Figure come Liberace o Danny La Rue (un comico imitatore di donne, una specie di drag queen televisiva che era strapopolare nel Regno Unito negli anni sessanta e settanta, anche lui omosessuale) erano amatissime: ma guai a sussurrare che erano gay. Per mia nonna, l’idea non sarebbe neanche passata per la testa. Dunque, con la mia lettura etero di Lola, sono entrato, forse, a far parte di quel mondo che rideva di Danny la Rue, che rimase incantato da Liberace, ma che faceva finta di non sapere o non sapeva davvero. In ogni caso, non doveva preoccuparsi della difficoltà di mantenere una relazione con un altro uomo per quarant’anni (come fece La Rue), senza dare nell’occhio, in un paese dove l’omofobia era radicata.

Su internet ho trovato una testimonianza di una poeta transgender americana, Rachel Zall, sulla canzone dei Kinks. Le parole di Lola sono intrise di stereotipi “trans-misogini”, scrive Zall.
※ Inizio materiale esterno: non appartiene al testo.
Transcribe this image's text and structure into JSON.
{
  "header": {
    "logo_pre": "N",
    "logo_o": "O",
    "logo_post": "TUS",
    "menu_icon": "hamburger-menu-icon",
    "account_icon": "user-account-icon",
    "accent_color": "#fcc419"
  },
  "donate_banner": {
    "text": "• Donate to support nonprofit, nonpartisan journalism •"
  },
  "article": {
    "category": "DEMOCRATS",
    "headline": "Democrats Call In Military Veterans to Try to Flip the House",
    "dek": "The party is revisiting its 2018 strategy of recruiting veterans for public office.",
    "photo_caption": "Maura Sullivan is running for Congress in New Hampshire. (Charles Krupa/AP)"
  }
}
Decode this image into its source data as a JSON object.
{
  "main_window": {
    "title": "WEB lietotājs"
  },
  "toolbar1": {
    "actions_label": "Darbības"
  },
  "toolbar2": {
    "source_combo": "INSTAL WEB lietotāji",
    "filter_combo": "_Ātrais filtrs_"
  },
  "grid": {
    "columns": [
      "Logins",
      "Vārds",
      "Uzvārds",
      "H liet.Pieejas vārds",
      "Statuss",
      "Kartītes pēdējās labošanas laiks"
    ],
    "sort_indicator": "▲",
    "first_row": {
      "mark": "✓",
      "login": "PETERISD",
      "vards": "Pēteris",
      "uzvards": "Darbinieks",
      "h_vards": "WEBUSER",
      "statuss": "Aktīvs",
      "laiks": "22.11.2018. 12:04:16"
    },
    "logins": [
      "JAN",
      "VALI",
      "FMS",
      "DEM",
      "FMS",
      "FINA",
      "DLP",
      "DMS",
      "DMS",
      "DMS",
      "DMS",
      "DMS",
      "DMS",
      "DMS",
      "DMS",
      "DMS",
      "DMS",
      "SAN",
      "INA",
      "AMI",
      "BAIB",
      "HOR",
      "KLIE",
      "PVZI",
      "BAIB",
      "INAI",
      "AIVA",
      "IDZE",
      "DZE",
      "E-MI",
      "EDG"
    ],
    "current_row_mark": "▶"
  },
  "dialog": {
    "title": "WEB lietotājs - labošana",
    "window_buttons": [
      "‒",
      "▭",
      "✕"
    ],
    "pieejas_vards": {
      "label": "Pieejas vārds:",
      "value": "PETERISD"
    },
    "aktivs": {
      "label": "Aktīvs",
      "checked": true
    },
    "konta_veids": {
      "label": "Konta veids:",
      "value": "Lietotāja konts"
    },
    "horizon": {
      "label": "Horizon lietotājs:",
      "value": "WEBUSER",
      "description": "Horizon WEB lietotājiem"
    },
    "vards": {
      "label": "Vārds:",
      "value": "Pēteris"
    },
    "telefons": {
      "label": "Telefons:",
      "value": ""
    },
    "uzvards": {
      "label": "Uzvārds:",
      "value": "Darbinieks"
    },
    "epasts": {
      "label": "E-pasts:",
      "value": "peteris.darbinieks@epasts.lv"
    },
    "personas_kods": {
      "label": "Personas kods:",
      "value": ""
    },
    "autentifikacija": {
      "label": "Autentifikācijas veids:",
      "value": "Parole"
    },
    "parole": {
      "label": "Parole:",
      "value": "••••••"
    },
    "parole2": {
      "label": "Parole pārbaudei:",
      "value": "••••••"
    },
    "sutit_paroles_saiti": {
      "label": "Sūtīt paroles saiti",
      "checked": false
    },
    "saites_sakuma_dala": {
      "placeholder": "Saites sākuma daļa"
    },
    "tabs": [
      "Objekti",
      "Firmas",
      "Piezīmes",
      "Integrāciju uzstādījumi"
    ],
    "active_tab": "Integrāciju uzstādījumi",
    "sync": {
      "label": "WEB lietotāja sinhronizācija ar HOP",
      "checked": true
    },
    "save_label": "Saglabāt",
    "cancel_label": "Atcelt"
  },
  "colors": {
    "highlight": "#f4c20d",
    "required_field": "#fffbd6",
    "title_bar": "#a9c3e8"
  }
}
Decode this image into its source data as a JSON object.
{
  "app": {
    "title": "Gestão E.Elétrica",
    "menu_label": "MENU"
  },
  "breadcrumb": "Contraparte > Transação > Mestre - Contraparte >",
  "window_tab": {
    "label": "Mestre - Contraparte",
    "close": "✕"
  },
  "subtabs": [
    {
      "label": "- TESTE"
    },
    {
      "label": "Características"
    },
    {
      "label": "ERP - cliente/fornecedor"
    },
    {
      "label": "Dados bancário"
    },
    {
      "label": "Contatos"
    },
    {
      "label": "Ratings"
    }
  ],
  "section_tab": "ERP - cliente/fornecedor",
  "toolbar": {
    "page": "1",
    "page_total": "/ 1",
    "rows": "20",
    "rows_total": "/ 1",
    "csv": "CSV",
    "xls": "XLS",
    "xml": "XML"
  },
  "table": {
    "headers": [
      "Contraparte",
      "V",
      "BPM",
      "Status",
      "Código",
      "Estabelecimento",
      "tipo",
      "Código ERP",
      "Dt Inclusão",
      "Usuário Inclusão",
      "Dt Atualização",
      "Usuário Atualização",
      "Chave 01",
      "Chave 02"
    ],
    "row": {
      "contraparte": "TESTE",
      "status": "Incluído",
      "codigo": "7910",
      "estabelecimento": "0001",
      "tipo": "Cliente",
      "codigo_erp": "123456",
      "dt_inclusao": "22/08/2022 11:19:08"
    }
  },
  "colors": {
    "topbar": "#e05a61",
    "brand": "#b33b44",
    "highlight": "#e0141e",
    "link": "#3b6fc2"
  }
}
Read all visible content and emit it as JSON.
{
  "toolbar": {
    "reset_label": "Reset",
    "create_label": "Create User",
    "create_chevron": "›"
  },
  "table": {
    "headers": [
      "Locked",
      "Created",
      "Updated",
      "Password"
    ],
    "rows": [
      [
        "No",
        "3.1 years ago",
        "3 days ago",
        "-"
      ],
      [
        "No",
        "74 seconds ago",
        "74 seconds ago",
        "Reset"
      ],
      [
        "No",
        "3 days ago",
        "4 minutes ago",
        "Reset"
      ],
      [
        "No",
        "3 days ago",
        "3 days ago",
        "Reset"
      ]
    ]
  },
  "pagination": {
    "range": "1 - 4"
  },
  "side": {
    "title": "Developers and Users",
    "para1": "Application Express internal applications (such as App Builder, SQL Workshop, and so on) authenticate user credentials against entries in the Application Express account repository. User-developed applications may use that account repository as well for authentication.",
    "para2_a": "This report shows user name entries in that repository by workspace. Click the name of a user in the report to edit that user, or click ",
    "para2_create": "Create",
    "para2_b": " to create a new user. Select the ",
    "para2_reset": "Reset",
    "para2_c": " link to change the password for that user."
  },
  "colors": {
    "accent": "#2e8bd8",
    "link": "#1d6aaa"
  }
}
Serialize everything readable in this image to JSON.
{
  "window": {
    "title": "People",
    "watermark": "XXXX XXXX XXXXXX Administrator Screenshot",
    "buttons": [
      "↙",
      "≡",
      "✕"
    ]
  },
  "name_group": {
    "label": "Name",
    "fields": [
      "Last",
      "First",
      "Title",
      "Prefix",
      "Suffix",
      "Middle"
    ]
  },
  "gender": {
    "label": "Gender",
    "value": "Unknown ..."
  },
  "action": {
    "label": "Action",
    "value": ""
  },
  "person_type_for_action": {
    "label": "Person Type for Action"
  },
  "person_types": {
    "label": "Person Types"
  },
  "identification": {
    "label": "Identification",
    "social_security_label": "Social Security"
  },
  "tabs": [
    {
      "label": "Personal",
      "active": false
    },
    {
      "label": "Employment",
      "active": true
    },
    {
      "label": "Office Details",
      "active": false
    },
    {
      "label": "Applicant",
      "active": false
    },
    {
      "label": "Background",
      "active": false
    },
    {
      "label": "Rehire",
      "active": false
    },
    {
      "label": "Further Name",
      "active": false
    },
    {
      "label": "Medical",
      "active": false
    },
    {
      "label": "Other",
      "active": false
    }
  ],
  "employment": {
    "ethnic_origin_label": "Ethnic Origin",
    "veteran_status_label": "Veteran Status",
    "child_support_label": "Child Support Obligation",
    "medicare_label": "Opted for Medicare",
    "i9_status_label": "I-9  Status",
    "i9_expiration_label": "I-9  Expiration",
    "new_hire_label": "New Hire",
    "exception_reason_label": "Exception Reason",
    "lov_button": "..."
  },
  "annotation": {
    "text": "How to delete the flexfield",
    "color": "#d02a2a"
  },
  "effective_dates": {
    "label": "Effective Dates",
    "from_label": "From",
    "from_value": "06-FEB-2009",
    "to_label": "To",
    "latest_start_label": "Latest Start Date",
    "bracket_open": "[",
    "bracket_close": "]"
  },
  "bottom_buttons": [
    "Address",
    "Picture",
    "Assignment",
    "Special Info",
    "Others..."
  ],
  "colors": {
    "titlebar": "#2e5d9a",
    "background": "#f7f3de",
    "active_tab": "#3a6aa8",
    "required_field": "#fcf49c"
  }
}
Ma poi dice che, da giovane, era comunque grata che la canzone ci fosse: “Almeno ci prendeva in considerazione, riconosceva la nostra esistenza, senza essere ostile. Quarant’anni dopo, vi viene in mente un’altra canzone d’amore rivolta a una trans? A me no”.

Nemmeno a me. Ma anche se sono orgoglioso di aver scelto Lola come il mio primo disco, invece che, per esempio, In the summertime dei Mungo Jerry, oppure Neanderthal man degli Hotlegs, mi rimane il dubbio che il mio malinteso infantile si potesse evitare anche allora. Ricordando gli anni della gioventù, c’è una tendenza diffusa a proiettare la propria innocenza, o ingenuità, a un’intera epoca, caratterizzandola come un luogo meno cinico di oggi, più semplice, più naïf. In realtà bisognerebbe criticare un’epoca che ti ha permesso di ignorare o sbagliare certe cose. A otto anni, mia figlia avrebbe potuto decifrare Lola, anche perché io le avrei parlato.